Le 27/01/2016 10:03, Sergey Sharybin a écrit :
> Sure answer is: we have to be thread-safe, otherwise it's just waiting for
> nasty heisenbug to happen.
>
> Now, our atomic_ops.h is based on Jemalloc from 3 years ago. There are some
> interesting twists happened in the upstream's atomic.h supporting C11
> atomics and such. We can totally:
>
> 1. Optionally update our atomic ops
> 2. Switch away from OSAtomic on OSX and use different implementation
>
> On Tue, Jan 26, 2016 at 11:49 PM, Brecht Van Lommel <
> brechtvanlommel at pandora.be> wrote:
>
>> It's fine to use __sync_fetch_and_and on OS X, no need to use
>> OSAtomic* functions. Using 8 bit __sync_fetch_and_and on OS X compiles
>> fine for me.
>>
>> OpenImageIO removed OSAtomic* almost 3 years ago, and we've had no
>> problem with that:
>>
>> https://github.com/OpenImageIO/oiio/commit/14d5d8e572322e5e0decdd1b7d3f4d0484819473
>>
>> On Tue, Jan 26, 2016 at 9:57 PM, Bastien Montagne <montagne29 at wanadoo.fr>
>> wrote:
>>> Hi devs,
>>>
>>> So, while working on switching from OMP to BLI_task, I've hit today an
>>> rather hairy issue in pbvh_update_normals() (in BKE's pbvh.c).
>>>
>>> Current OMP-based code of that function executes in (roughly) 28ms.

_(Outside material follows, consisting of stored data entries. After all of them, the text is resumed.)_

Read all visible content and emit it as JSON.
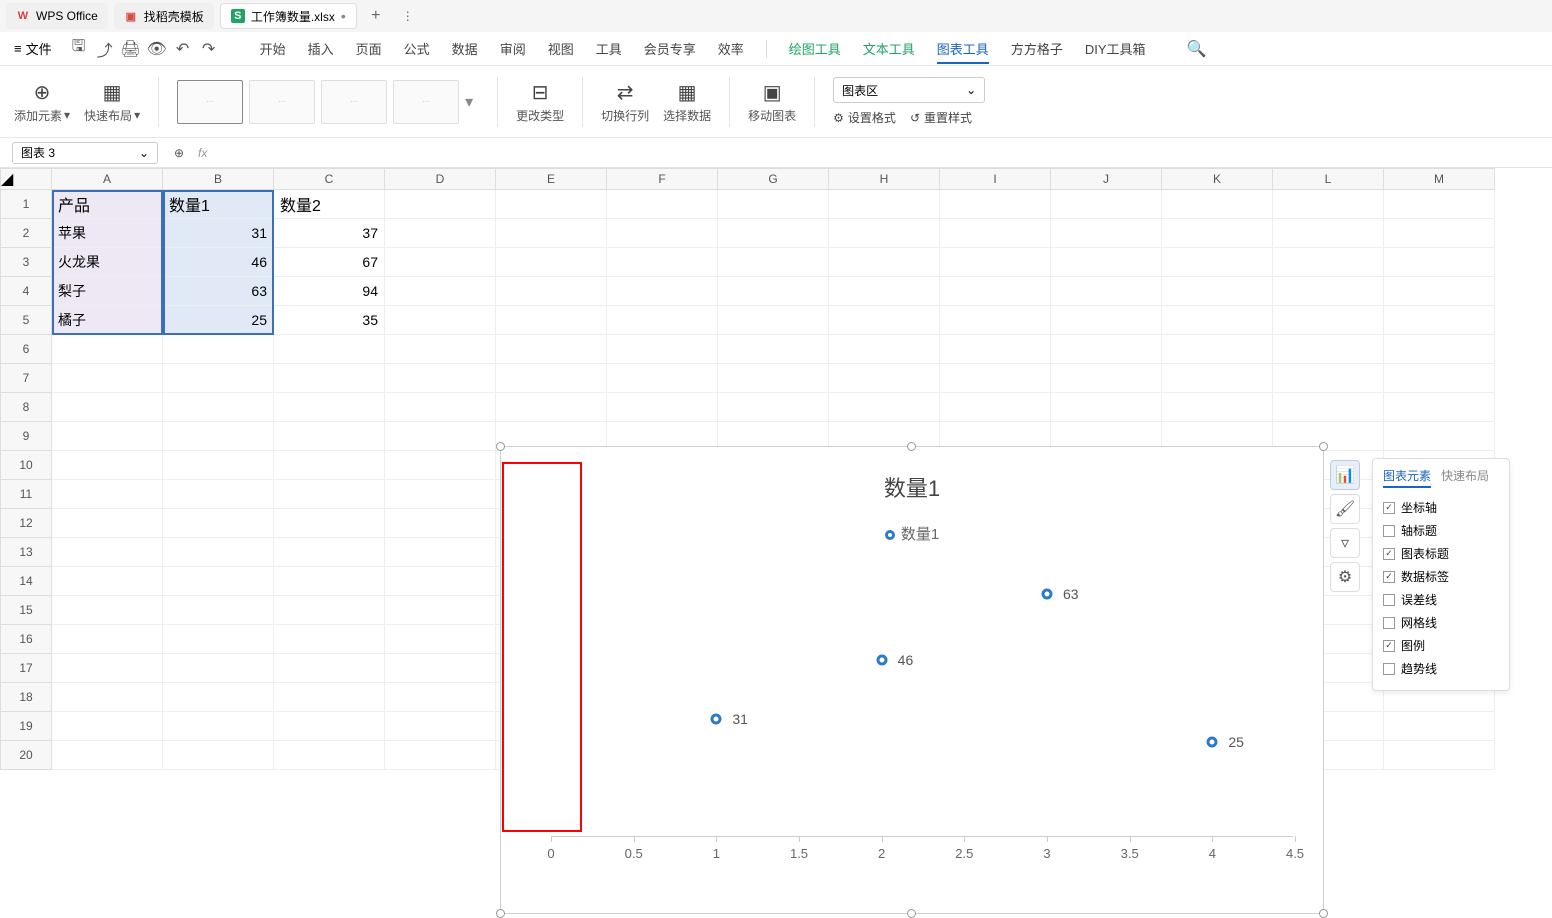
{
  "tabs": {
    "wps": "WPS Office",
    "rice": "找稻壳模板",
    "file": "工作簿数量.xlsx"
  },
  "menu": {
    "file": "文件",
    "start": "开始",
    "insert": "插入",
    "page": "页面",
    "formula": "公式",
    "data": "数据",
    "review": "审阅",
    "view": "视图",
    "tools": "工具",
    "member": "会员专享",
    "efficiency": "效率",
    "draw": "绘图工具",
    "text": "文本工具",
    "chart": "图表工具",
    "square": "方方格子",
    "diy": "DIY工具箱"
  },
  "ribbon": {
    "addElement": "添加元素",
    "quickLayout": "快速布局",
    "changeType": "更改类型",
    "switchRC": "切换行列",
    "selectData": "选择数据",
    "moveChart": "移动图表",
    "setFormat": "设置格式",
    "resetStyle": "重置样式",
    "areaSelect": "图表区"
  },
  "nameBox": "图表 3",
  "cols": [
    "A",
    "B",
    "C",
    "D",
    "E",
    "F",
    "G",
    "H",
    "I",
    "J",
    "K",
    "L",
    "M"
  ],
  "headers": {
    "A": "产品",
    "B": "数量1",
    "C": "数量2"
  },
  "dataRows": [
    {
      "A": "苹果",
      "B": 31,
      "C": 37
    },
    {
      "A": "火龙果",
      "B": 46,
      "C": 67
    },
    {
      "A": "梨子",
      "B": 63,
      "C": 94
    },
    {
      "A": "橘子",
      "B": 25,
      "C": 35
    }
  ],
  "chart_data": {
    "type": "scatter",
    "title": "数量1",
    "legend": "数量1",
    "x": [
      1,
      2,
      3,
      4
    ],
    "y": [
      31,
      46,
      63,
      25
    ],
    "labels": [
      "31",
      "46",
      "63",
      "25"
    ],
    "xticks": [
      "0",
      "0.5",
      "1",
      "1.5",
      "2",
      "2.5",
      "3",
      "3.5",
      "4",
      "4.5"
    ],
    "xlim": [
      0,
      4.5
    ]
  },
  "panel": {
    "tabElem": "图表元素",
    "tabQuick": "快速布局",
    "axis": "坐标轴",
    "axisTitle": "轴标题",
    "chartTitle": "图表标题",
    "dataLabel": "数据标签",
    "errorBar": "误差线",
    "grid": "网格线",
    "legend": "图例",
    "trend": "趋势线"
  }
}
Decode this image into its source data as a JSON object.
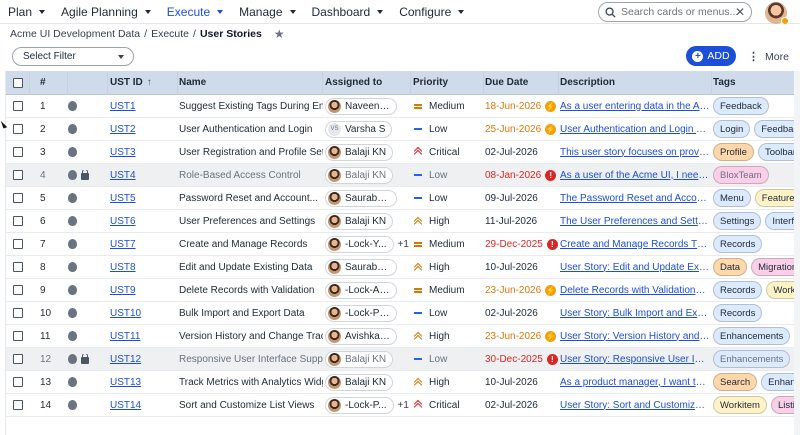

>>> However, reading it, it's obvious it's lacking a `#pragma omp critical`
>>> section
>>> around main part of the second OMP loop, since affected MVert may be
>>> used by several nodes, and hence suffer concurrency here.
>>>
>>> Now, if I add that critical section, code now takes over 100ms to run!
>>>
>>> Changing to BLI_task parrallelized code, with same correct protection
>>> (using a spinlock) I can get about 70ms. Using some gcc atomic op
>>> (__sync_fetch_and_and), since the atomic ME_VERT_PBVH_UPDATE flag
>>> checking and clearing is enough to prevent concurrency here,
>>> it can go down to 20ms.
>>>
>>> Sad part of the story: because MVert->flag is and 8bit var, there is no
>>> clean way to do the same under OSX, we can only hack around
>>> OSAtomicTestAndClear but it's far from nice and clean (need to retrieve
>>> bit number from bitmask eg.).
>>>
>>> Now comes the funny question: since the probability of thread
>>> concurrency here is very low (most vertices are used by only one bvhnode,
>>> and the 'fragile' part of the code is *very* short, two bitflag
>>> operations), do we want to care about absolute safety of computed
>>> normals here?
>>> Missing 'critical section' in second loop never hurted us so far it
>> seems...
>>> Need your thoughts here, before I loose more time on this hell. ;)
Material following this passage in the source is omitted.